Binance cryptocurrency exchange faced a critical juncture as investigations loomed, compelling its board of directors to weigh the possibility of liquidating the company.
However, a unanimous decision eluded them, keeping the exchange’s fate uncertain. This gripping scenario sheds light on Binance‘s strategy to protect its global operations amidst mounting regulatory scrutiny.
The Securities and Exchange Commission has charged Changpeng Zhao, the founder of Binance Holdings Ltd. (“Binance”), Binance.com, the largest crypto asset trading platform in the world, BAM Trading Services Inc. (“BAM Trading”), and Binance.US, Binance.com’s joint venture partner, with a number of securities laws violations.
The SEC asserted, among other things, that Zhao and Binance surreptitiously allowed high-value U.S. customers to continue trading on the Binance.com platform despite publicly claiming that U.S. customers were prohibited from doing so.

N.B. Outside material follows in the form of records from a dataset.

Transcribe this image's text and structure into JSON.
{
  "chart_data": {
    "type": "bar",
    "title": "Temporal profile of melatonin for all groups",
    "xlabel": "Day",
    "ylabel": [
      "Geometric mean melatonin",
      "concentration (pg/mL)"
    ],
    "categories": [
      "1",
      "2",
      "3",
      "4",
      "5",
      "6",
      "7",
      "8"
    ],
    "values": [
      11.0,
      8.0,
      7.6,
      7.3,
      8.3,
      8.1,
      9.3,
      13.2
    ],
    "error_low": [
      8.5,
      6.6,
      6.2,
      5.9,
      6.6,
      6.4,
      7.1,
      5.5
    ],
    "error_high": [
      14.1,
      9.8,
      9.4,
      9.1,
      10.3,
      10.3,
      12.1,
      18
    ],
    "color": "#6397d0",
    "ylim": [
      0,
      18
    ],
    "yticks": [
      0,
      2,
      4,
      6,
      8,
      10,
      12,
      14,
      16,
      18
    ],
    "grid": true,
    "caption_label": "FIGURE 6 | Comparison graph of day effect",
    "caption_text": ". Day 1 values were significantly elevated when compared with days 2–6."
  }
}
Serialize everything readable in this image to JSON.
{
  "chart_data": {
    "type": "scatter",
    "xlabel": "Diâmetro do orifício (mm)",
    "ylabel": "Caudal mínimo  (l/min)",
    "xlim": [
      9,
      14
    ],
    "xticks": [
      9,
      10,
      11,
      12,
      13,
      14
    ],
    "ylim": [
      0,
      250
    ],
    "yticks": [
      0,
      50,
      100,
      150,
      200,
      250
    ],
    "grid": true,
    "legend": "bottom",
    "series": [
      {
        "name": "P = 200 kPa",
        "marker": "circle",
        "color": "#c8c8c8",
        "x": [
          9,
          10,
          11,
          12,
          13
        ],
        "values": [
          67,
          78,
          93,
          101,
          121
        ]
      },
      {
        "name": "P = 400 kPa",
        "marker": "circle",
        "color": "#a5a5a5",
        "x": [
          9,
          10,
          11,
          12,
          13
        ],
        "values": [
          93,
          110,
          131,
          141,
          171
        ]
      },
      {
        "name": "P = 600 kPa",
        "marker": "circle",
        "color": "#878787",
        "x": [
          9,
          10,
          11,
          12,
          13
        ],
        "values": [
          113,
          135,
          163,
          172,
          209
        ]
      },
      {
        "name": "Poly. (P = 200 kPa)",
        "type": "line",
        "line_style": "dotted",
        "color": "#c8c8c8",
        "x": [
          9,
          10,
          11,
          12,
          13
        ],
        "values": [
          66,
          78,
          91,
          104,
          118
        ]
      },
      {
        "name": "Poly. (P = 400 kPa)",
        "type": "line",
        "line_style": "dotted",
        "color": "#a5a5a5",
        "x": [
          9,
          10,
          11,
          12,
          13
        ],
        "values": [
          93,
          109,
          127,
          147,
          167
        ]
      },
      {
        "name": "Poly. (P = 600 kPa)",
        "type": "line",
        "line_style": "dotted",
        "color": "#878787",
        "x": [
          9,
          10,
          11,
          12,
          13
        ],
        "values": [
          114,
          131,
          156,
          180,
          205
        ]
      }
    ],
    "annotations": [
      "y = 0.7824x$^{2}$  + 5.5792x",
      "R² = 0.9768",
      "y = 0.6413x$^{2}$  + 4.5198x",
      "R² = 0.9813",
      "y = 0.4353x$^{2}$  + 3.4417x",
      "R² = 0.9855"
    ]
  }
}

Furthermore, the SEC said that Zhao and Binance secretly oversaw the activities of the Binance.US platform despite publicly claiming that Binance.US was developed as a distinct, independent trading platform for American investors.
SEC Charges Binance of Unregistered Exchange and Sale of Crypto Assets:
“The general population should exercise caution while using or putting any of their hard-earned money on these illegal networks.”
SEC stated in their press release.
Source: Flickr
The SEC accused Binance of running an unlicensed exchange, broker, and clearing agency, selling crypto assets without a license, allowing US users to access its global trading platform, and misleading investors about purported internal controls and market surveillance features.